A identificação no nível de espécie não pode ser obtida com a análise de restrição do gene, que é realizado rotineiramente pelo Laboratório de Referência Nacional em Tuberculose, do Hélio Fraga. Porém, a fim de caracterizar essas cepas, foram realizados testes fenotípicos, que diz respeito às características individuais da cepa, e genotípicos, que abordam o conjunto dos fatores hereditários que constituem a cepa. Portanto, dados do paciente do Ceará com manifestações pulmonares foram coletados e obtivemos cura com tratamento de 18 meses.
Toda a descrição clínica do caso e os primeiros resultados serão apresentados em novembro, no 44th Union World Conférence on Lung Health, que será realizado em Paris.
Quem mais participou desta pesquisa, além de você?
Jesus Ramos: A equipe básica foi de pesquisadores do Laboratório de Referência Nacional em Tuberculose e outras Micobacterioses do Centro de Referência Professor Hélio Fraga. Porém também contamos com integrantes do Laboratório Central de Saúde Pública do Ceará (Lacen-CE), do Hospital Carlos Alberto Studart Gomes, também localizado no Ceará, e ainda tivemos a parceria de um importante pesquisador italiano, Enrico Tortoli.
Quais os desafios encontrados para realizar essa pesquisa?
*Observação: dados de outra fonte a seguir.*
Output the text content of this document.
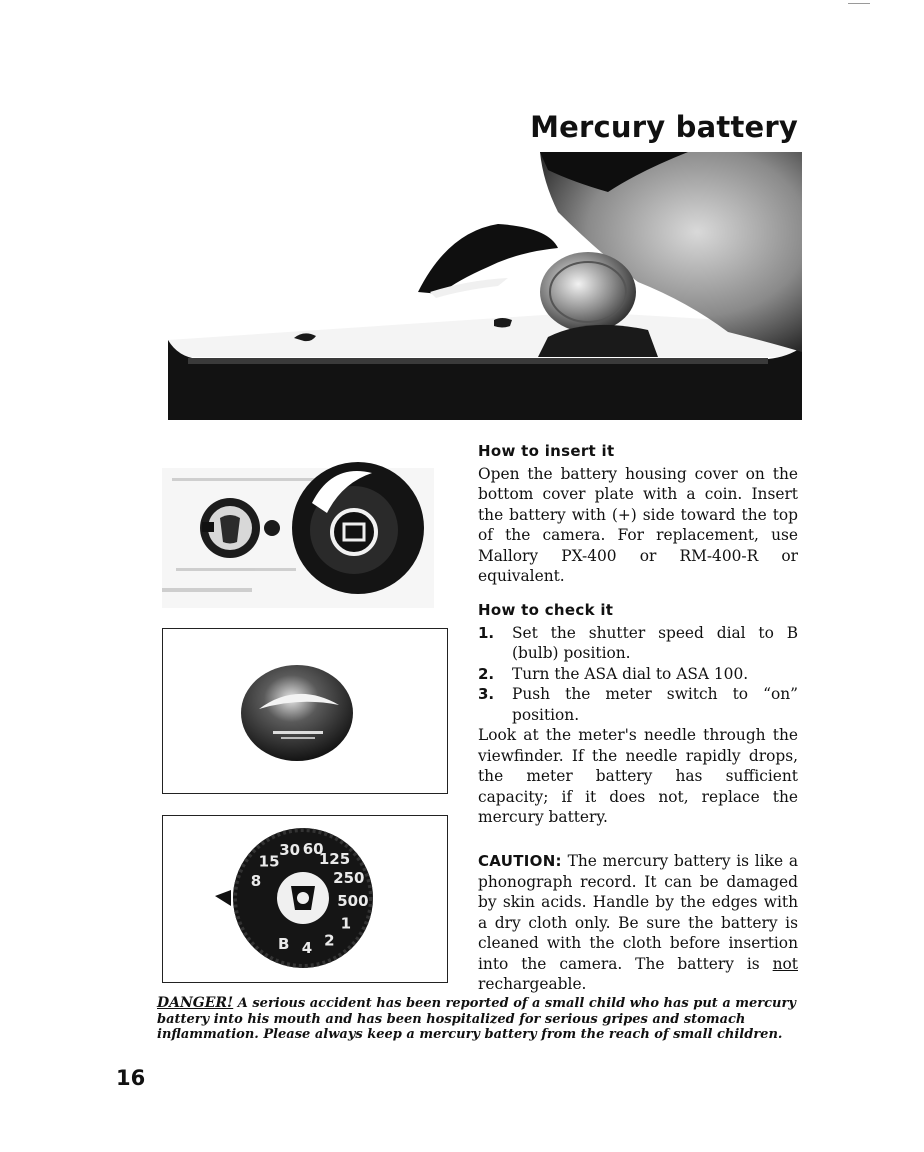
Mercury battery
8
15
30 60
125
250
500
1
2
4
B
How to insert it

Open the battery housing cover on the bottom cover plate with a coin. Insert the battery with (+) side toward the top of the camera. For replacement, use Mallory PX-400 or RM-400-R or equivalent.

How to check it
1.	Set the shutter speed dial to B (bulb) position.
2.	Turn the ASA dial to ASA 100.
3.	Push the meter switch to “on” position.

Look at the meter's needle through the viewfinder. If the needle rapidly drops, the meter battery has sufficient capacity; if it does not, replace the mercury battery.

CAUTION: The mercury battery is like a phonograph record. It can be damaged by skin acids. Handle by the edges with a dry cloth only. Be sure the battery is cleaned with the cloth before insertion into the camera. The battery is not rechargeable.

DANGER! A serious accident has been reported of a small child who has put a mercury battery into his mouth and has been hospitalized for serious gripes and stomach inflammation. Please always keep a mercury battery from the reach of small children.

16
Jesus Ramos: Os desafios foram muitos, pois, infelizmente, algumas agências de fomento não se interessaram pelo projeto. Com isso, tivemos que desenvolver a pesquisa com muita força de vontade e determinação. Contamos com a dedicação dos integrantes do estudo para a sua condução, pois todos sabíamos da sua importância. A colaboração de outros colegas da Fiocruz foi fundamental para superarmos estas dificuldades. Gostaria de ressaltar a colaboração da gerente da Plataforma de Genotipagem - Análises de Fragmentos de DNA, do Programa de Desenvolvimento Tecnológico em Insumos para Saúde (Pdtis/Fiocruz), Aline dos Santos Moreira, e do coordenador do Pdtis/Fiocruz, Win Degrave, que colaboraram conosco de forma muito generosa, disponibilizando insumos e contribuindo na manutenção do sequenciador que possuíamos no nosso Laboratório. Também gostaria de salientar a colaboração da pesquisadora da Universidade Federal de São Paulo, Sylvia Cardoso Leão pelo esclarecimento de dúvidas relacionadas à análise de sequencias, quando comecei a trabalhar com micobactérias.
Como se dará o acesso de outros pesquisadores a esta descoberta para possível realização de novas pesquisas?
Jesus Ramos: A micobactéria ficará disponível para outros pesquisadores. A cepa tipo M. fragae foi depositada na Coleção de Microrganismos de Referência do Instituto Nacional de Controle de Qualidade em Saúde (INCQS/Fiocruz) e no Leibniz-Institut DSMZ, da Alemanha. Qualquer pesquisador interessado pode requisitar uma amostra da cepa nessas instituições.